On the basis of the AVAglio trial, and now results from the RTOG-0825 trial, "there does not appear to be a clinical benefit from upfront treatment with bevacizumab in glioblastoma," said Christina Tsien MD, from the University of Michigan in Ann Arbor, during at a "highlights of the day" session.

She added that bevacizumab might be of benefit in particular subsets of patients, such as those who cannot undergo resection, but at the moment, there are no biomarkers that would indicate which patients would benefit.

Dr. Tsien also mentioned that the effects of bevacizumab in reducing vascular permeability and edema might lead to a "pseudo response," which looks like a response on imaging, whereas in fact the tumor is progressing.

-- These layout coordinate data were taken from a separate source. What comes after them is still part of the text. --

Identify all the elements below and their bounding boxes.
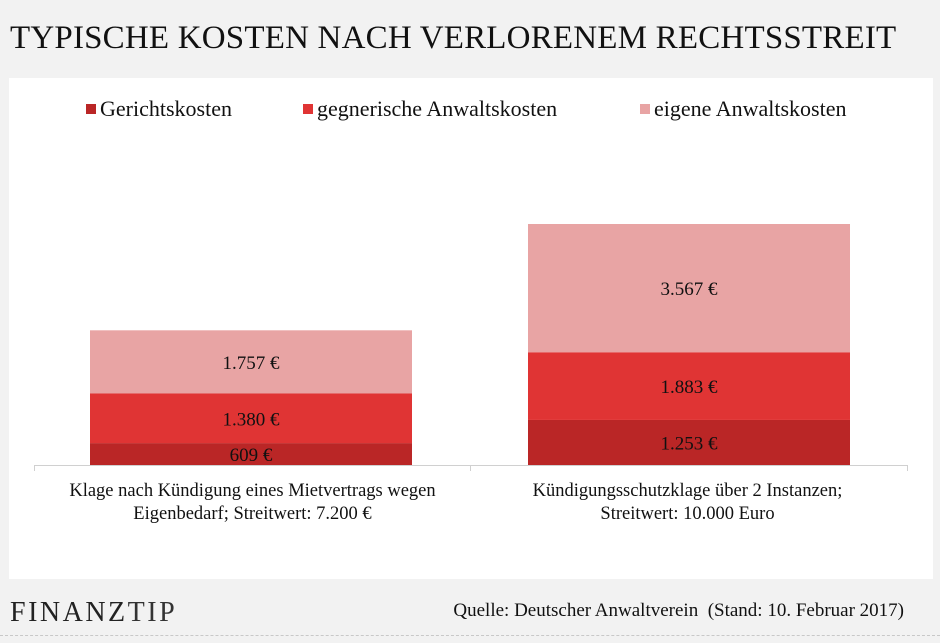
bar-gegnerische-1 (90, 393, 412, 444)
bar-gerichtskosten-2 (528, 419, 850, 465)
chart-title: TYPISCHE KOSTEN NACH VERLORENEM RECHTSST… (10, 20, 897, 56)
chart-legend: Gerichtskosten gegnerische Anwaltskosten… (0, 96, 940, 122)
data-label-eigene-1: 1.757 € (223, 353, 281, 374)
legend-label-gerichtskosten: Gerichtskosten (100, 96, 232, 121)
legend-label-eigene: eigene Anwaltskosten (654, 96, 847, 121)
legend-swatch-gegnerische (303, 104, 313, 114)
data-label-eigene-2: 3.567 € (661, 279, 719, 300)
data-label-gerichtskosten-2: 1.253 € (661, 433, 719, 454)
category-label-2: Kündigungsschutzklage über 2 Instanzen; … (455, 480, 920, 526)
category-label-1: Klage nach Kündigung eines Mietvertrags … (20, 480, 485, 526)
legend-swatch-gerichtskosten (86, 104, 96, 114)
data-label-gegnerische-2: 1.883 € (661, 377, 719, 398)
source-note: Quelle: Deutscher Anwaltverein (Stand: 1… (453, 600, 904, 621)
finanztip-logo: FINANZTIP (10, 597, 177, 629)
footer-divider (0, 635, 940, 636)
legend-label-gegnerische: gegnerische Anwaltskosten (317, 96, 558, 121)
bar-eigene-2 (528, 224, 850, 353)
category-label-2-line-2: Streitwert: 10.000 Euro (600, 504, 775, 524)
logo-part-finanz: FINANZ (10, 597, 128, 628)
data-label-gerichtskosten-1: 609 € (230, 445, 273, 466)
logo-part-tip: TIP (127, 597, 178, 628)
category-label-1-line-2: Eigenbedarf; Streitwert: 7.200 € (133, 504, 372, 524)
data-label-gegnerische-1: 1.380 € (223, 409, 281, 430)
bar-eigene-1 (90, 330, 412, 394)
category-label-2-line-1: Kündigungsschutzklage über 2 Instanzen; (532, 481, 843, 501)
bar-gerichtskosten-1 (90, 443, 412, 465)
bar-gegnerische-2 (528, 352, 850, 420)
legend-swatch-eigene (640, 104, 650, 114)
category-label-1-line-1: Klage nach Kündigung eines Mietvertrags … (69, 481, 436, 501)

Conversely, "pseudo progression" is a possibility in the placebo group, where there is no antiangiogenic effect of bevacizumab; patients might feel worse and imaging might suggest progression, but the tumor could still be responding.

I remain doubtful about the true antitumor efficacy of bevacizumab in glioblastoma. Dr. Deepa Subramaniam

"I remain doubtful about the true antitumor efficacy of bevacizumab in glioblastoma," said Deepa Subramaniam, MD, director of the brain tumor center at the Georgetown Lombardi Comprehensive Cancer Center, Washington, D.C. "It is certainly a very helpful drug in the symptomatic patient and does improve survival in very specific patient subsets, but I do not think we know what those subsets are, meaning we have no reliable predictive markers for benefit from bevacizumab. This is true of the role of bevacizumab in most other solid tumors for which it is approved."

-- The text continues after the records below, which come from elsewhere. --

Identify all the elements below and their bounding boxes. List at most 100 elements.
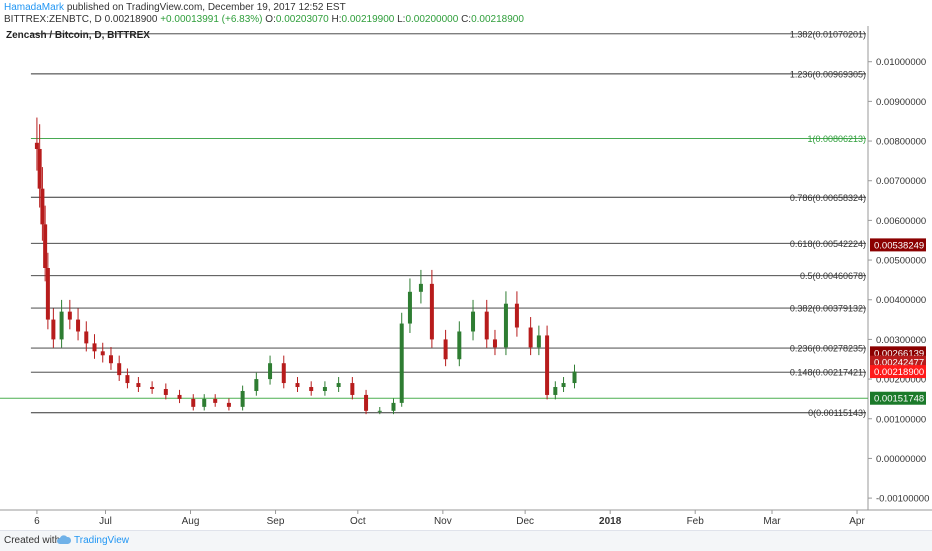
- candle-body: [399, 323, 404, 403]
- x-tick-label: Apr: [849, 516, 865, 527]
- candle-body: [503, 303, 508, 348]
- published-text: published on TradingView.com, December 1…: [66, 2, 346, 13]
- cloud-logo-icon: [56, 534, 72, 549]
- price-axis[interactable]: 0.01000000 0.00900000 0.00800000 0.00700000…: [868, 57, 929, 505]
- candle-body: [268, 363, 273, 380]
- fib-level-label: 1.382(0.01070201): [790, 29, 866, 39]
- y-tick-label: 0.00100000: [876, 414, 926, 425]
- candle-body: [377, 410, 382, 412]
- candle-body: [51, 319, 56, 340]
- price-badge-label: 0.00242477: [874, 358, 924, 369]
- ohlc-line: BITTREX:ZENBTC, D 0.00218900 +0.00013991…: [4, 14, 524, 25]
- candle-body: [84, 331, 89, 344]
- candle-body: [553, 387, 558, 395]
- candle-body: [226, 402, 231, 407]
- candle-body: [418, 283, 423, 292]
- candle-body: [295, 383, 300, 388]
- close-value: 0.00218900: [471, 14, 524, 25]
- candle-body: [191, 398, 196, 407]
- y-tick-label: 0.01000000: [876, 57, 926, 68]
- candle-body: [213, 398, 218, 403]
- candle-body: [536, 335, 541, 348]
- chart-header: HamadaMark published on TradingView.com,…: [0, 0, 932, 26]
- fib-level-label: 0.148(0.00217421): [790, 368, 866, 378]
- candle-body: [457, 331, 462, 360]
- x-tick-label: Mar: [763, 516, 781, 527]
- created-with-label: Created with: [4, 535, 61, 546]
- candle-body: [309, 387, 314, 391]
- candle-body: [240, 390, 245, 407]
- y-tick-label: 0.00200000: [876, 375, 926, 386]
- candle-body: [572, 371, 577, 384]
- y-tick-label: 0.00600000: [876, 216, 926, 227]
- candle-body: [67, 311, 72, 320]
- fib-level-label: 0.786(0.00658324): [790, 193, 866, 203]
- low-value: 0.00200000: [405, 14, 459, 25]
- price-badges: 0.00538249 0.002661390.002424770.00218900…: [870, 238, 926, 405]
- symbol-label: BITTREX:ZENBTC, D: [4, 14, 102, 25]
- candle-body: [202, 398, 207, 407]
- fib-level-label: 0.236(0.00278235): [790, 344, 866, 354]
- fibonacci-levels: 1.382(0.01070201) 1.236(0.00969305) 1(0.00…: [0, 29, 868, 418]
- y-tick-label: 0.00500000: [876, 256, 926, 267]
- price-badge: [870, 238, 926, 252]
- price-change: +0.00013991 (+6.83%): [160, 14, 263, 25]
- candle-body: [281, 363, 286, 384]
- candle-body: [59, 311, 64, 340]
- candle-body: [37, 148, 42, 189]
- time-axis[interactable]: 6 Jul Aug Sep Oct Nov Dec 2018 Feb Mar Apr: [34, 510, 865, 527]
- y-tick-label: -0.00100000: [876, 494, 929, 505]
- close-label: C:: [461, 14, 472, 25]
- candle-body: [117, 363, 122, 376]
- candle-body: [100, 351, 105, 356]
- last-price: 0.00218900: [104, 14, 158, 25]
- price-badge: [870, 391, 926, 405]
- candle-body: [254, 379, 259, 391]
- x-tick-label: Feb: [687, 516, 705, 527]
- fib-level-label: 1(0.00806213): [807, 134, 866, 144]
- x-tick-label: Dec: [516, 516, 534, 527]
- candle-body: [108, 355, 113, 364]
- candle-body: [484, 311, 489, 340]
- price-badge-label: 0.00151748: [874, 394, 924, 405]
- candle-body: [407, 291, 412, 324]
- y-tick-label: 0.00900000: [876, 97, 926, 108]
- candle-body: [125, 375, 130, 384]
- y-tick-label: 0.00700000: [876, 176, 926, 187]
- price-chart[interactable]: Zencash / Bitcoin, D, BITTREX 1.382(0.01…: [0, 26, 932, 530]
- candles: [34, 117, 577, 415]
- candle-body: [43, 224, 48, 268]
- y-tick-label: 0.00000000: [876, 454, 926, 465]
- fib-level-label: 0.618(0.00542224): [790, 239, 866, 249]
- x-tick-label: Sep: [267, 516, 285, 527]
- candle-body: [429, 283, 434, 340]
- open-value: 0.00203070: [275, 14, 329, 25]
- y-tick-label: 0.00400000: [876, 295, 926, 306]
- candle-body: [136, 383, 141, 388]
- tradingview-link[interactable]: TradingView: [74, 535, 130, 546]
- author-link[interactable]: HamadaMark: [4, 2, 65, 13]
- candle-body: [177, 394, 182, 399]
- price-badge: [870, 365, 926, 379]
- open-label: O:: [265, 14, 276, 25]
- x-tick-label: Oct: [350, 516, 366, 527]
- grid: [0, 26, 932, 511]
- candle-body: [364, 394, 369, 411]
- candle-body: [92, 343, 97, 352]
- y-tick-label: 0.00800000: [876, 137, 926, 148]
- candle-body: [350, 383, 355, 395]
- candle-body: [336, 383, 341, 388]
- candle-body: [150, 387, 155, 389]
- fib-level-label: 0(0.00115143): [808, 408, 866, 418]
- x-tick-label: 2018: [599, 516, 622, 527]
- candle-body: [528, 327, 533, 348]
- candle-body: [34, 142, 39, 149]
- price-badge-label: 0.00538249: [874, 240, 924, 251]
- footer: Created with TradingView: [0, 530, 932, 551]
- price-badge-label: 0.00218900: [874, 367, 924, 378]
- candle-body: [40, 188, 45, 225]
- candle-body: [45, 268, 50, 320]
- candle-body: [391, 402, 396, 411]
- y-tick-label: 0.00300000: [876, 335, 926, 346]
- high-label: H:: [331, 14, 342, 25]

Since the US Food and Drug Administration granted accelerated approval of bevacizumab for recurrent disease, there has been an increase in its off-label use for newly diagnosed disease, according to several experts at the meeting.

There is a convincing biologic explanation for why the drug would be beneficial in recurrent but not newly diagnosed disease, explained Dr. Fine.

"There are 2 predominant growth patterns within glioblastoma — angiogenic and nonangiogenic," he explained.

At the time of tumor progression, patients have angiogenic-driven tumors. "If you treat them at this time with an antiangiogenic agent, such as bevacizumab, you could see benefit." This is not likely the case with newly diagnosed disease, he said. In fact, the use of bevacizumab in newly diagnosed patients could result in a more treatment-resistant recurrence. "If they've had long-term bevacizumab from the start, then when they recur, it is a nonangiogenic recurrence," which will not respond to bevacizumab, he explained.

The research was supported by the National Cancer Institute and Genentech. Dr. Gilbert reports serving as a consultant or in an advisory role for Novartis, EMD Serono, Genentech, and Merck; receiving honoraria from Novartis, EMD Serono, Genentech, and Merck; and receiving research funding from GlaxoSmithKline, Genentech, and Merck. RTOG 0825 investigator Michael Vogelbaum, MD, PhD, reports receiving honoraria from Merck. RTOG 0825 investigator Howard Colman, MD, PhD, reports serving as a consultant or in an advisory role for Castle Biosciences and Roche/Genentech. RTOG 0825 investigator Terri Armstrong, PhD, ANP-BD, reports receiving research funding from Genentech. RTOG 0825 investigators Jeffrey Scott Wefel, PhD, and David Schiff, MD, report serving as a consultant or in an advisory role for Genentech. RTOG 0825 investigator Erik Sulman, MD, PhD, reports serving as a consultant or in an advisory role for GlaxoSmithKline, and receiving honoraria from Merck. RTOG 0825 investigator Minesh Mehta, MD, reports serving as a consultant or in an advisory role for Genentech and Merck, owning stock in Accuray, and receiving honoraria from Merck.

2013 Annual Meeting of the American Society of Clinical Oncology. Abstract 1, presented June 2, 2013; Abstracts 2003, 2004, and 2005, presented June 1, 2013.